«Золотое» столетие династии Романовых. Между империей и семьей | страница 23
Вскоре Александр издал тайный манифест, в котором утверждалось: «Если какое лицо из императорской фамилии вступит в брачный союз с лицом, не имеющим соответствующего достоинства, то есть не принадлежащим ни к какому царствующему или владетельному дому, в таком случае лицо императорской фамилии не может сообщить другому прав, принадлежащих членам императорской фамилии, и рождаемые от такого союза дети не имеют права на наследование престола». В манифесте не называлось никаких имен, но все, кому стал известен его текст, понимали, что в нем имеется в виду цесаревич Константин, его морганатическая супруга Жанна и их дети. Николай Павлович не был объявлен наследником, но слух о манифесте, быстро разнесшийся по империи, сделал его таковым в глазах двора и светского общества. Уже осенью 1820 г. великокняжескую чету встречали в Берлине как русских наследников. В Варшаве, куда Николай с женой заехали на обратном пути из Европы, Константин встречал их с большими почестями, которые не полагались младшим родственникам императора и цесаревича. Все это ставило императорскую семью, и в первую очередь великого князя Николая Павловича, в неловкое положение. Романовы не знали, как себя правильно вести друг с другом: в династии не может быть двух наследников сразу.
Ситуацию разрядил цесаревич Константин. 14 января 1822 г. он передал брату-императору письмо, в котором официально отказывался от прав на престол, в том числе и по причинам личной несклонности и неспособности к царствованию. Александр, который ждал этого, тем не менее не сразу решился удовлетворить просьбу цесаревича, так как в истории династии подобных прецедентов еще не было. Только через две недели, после консультаций с матерью-императрицей, он дал свое согласие на добровольный отказ Константина от прав престолонаследия.
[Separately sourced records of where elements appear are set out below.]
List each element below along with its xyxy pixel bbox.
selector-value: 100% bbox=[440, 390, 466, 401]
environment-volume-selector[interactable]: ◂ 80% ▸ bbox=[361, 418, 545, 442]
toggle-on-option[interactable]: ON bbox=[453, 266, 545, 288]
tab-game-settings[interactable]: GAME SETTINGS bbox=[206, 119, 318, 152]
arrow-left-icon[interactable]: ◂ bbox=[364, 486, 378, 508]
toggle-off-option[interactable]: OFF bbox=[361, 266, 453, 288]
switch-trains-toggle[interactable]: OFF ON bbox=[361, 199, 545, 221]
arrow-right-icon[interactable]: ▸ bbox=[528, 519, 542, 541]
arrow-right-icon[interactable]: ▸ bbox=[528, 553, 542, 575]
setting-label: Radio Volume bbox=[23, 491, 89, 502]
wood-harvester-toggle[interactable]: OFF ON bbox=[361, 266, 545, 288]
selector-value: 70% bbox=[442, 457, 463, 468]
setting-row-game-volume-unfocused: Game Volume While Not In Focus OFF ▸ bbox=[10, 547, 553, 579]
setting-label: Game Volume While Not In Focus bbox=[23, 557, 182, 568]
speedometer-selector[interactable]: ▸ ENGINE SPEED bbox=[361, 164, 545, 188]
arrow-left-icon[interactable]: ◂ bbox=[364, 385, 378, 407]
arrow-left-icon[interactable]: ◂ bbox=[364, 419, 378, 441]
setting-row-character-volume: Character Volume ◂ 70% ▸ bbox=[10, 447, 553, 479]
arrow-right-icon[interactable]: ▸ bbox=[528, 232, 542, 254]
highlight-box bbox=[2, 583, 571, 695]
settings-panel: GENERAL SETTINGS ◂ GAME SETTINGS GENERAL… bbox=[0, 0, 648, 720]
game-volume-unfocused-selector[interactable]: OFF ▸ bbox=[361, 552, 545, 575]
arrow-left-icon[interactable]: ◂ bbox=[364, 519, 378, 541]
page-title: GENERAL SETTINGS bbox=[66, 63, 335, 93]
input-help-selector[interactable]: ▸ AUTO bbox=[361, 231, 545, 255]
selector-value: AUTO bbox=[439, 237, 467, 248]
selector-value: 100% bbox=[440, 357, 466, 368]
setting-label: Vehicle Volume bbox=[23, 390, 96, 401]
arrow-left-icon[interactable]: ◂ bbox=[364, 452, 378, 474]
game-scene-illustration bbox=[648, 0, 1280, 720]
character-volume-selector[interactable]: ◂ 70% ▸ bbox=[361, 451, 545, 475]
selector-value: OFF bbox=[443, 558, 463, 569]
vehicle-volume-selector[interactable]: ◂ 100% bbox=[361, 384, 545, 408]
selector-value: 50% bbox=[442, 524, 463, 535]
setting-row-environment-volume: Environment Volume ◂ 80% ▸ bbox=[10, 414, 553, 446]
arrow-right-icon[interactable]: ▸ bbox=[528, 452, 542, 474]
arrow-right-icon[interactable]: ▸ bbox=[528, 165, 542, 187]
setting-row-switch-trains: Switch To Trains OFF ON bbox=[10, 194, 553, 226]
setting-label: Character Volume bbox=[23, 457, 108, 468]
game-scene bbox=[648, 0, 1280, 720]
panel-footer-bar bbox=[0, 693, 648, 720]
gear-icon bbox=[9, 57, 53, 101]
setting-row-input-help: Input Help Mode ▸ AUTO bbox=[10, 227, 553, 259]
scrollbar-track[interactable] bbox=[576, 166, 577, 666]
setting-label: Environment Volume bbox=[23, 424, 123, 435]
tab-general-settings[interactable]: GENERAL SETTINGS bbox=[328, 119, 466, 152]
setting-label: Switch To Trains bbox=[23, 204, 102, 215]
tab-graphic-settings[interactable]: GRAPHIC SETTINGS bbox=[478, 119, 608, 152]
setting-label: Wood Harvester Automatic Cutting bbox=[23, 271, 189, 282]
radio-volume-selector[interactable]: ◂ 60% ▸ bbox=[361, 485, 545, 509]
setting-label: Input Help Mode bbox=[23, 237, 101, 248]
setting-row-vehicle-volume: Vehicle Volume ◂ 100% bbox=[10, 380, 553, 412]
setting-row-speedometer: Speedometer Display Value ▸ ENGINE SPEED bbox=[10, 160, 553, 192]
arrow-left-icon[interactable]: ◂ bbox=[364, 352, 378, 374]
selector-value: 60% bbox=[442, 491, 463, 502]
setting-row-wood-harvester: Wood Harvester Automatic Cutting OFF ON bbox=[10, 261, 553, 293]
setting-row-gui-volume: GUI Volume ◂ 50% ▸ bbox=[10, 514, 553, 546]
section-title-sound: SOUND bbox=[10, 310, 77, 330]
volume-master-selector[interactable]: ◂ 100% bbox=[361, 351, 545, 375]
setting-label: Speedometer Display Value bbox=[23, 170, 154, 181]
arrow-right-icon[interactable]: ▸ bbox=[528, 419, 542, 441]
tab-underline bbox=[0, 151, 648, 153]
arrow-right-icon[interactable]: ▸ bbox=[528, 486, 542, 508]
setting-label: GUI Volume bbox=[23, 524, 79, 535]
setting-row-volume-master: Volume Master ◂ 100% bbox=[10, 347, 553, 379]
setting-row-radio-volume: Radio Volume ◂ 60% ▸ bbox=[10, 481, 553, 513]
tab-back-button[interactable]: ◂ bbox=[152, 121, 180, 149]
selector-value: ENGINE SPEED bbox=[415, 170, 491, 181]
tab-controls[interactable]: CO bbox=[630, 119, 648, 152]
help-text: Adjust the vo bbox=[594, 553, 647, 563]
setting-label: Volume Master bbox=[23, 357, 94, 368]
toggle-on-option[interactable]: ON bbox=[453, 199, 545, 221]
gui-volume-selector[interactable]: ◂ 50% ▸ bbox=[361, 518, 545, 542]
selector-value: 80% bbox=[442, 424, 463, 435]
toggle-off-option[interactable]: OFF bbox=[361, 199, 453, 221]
Знал ли об этой внутрисемейной переписке Николай, осталось неизвестным. В 1823 г. Александр подписал манифест о его назначении наследником. Но этот документ также не обнародовали. Его первый экземпляр спрятали в ризнице московского Успенского собора, а запечатанные копии отправили в Государственный совет, Сенат и Синод. Вскрыть эти конверты чиновники могли только по особому распоряжению императора или в случае его смерти. О содержании манифеста кроме Александра I во всей империи знали только три человека: московский митрополит Филарет (Дроздов), князь А. Н. Голицын и А. А. Аракчеев. Все они поклялись молчать «до надлежащего времени». Двор и общество, как и большая часть императорской семьи, оставались в неведении относительно смены наследника.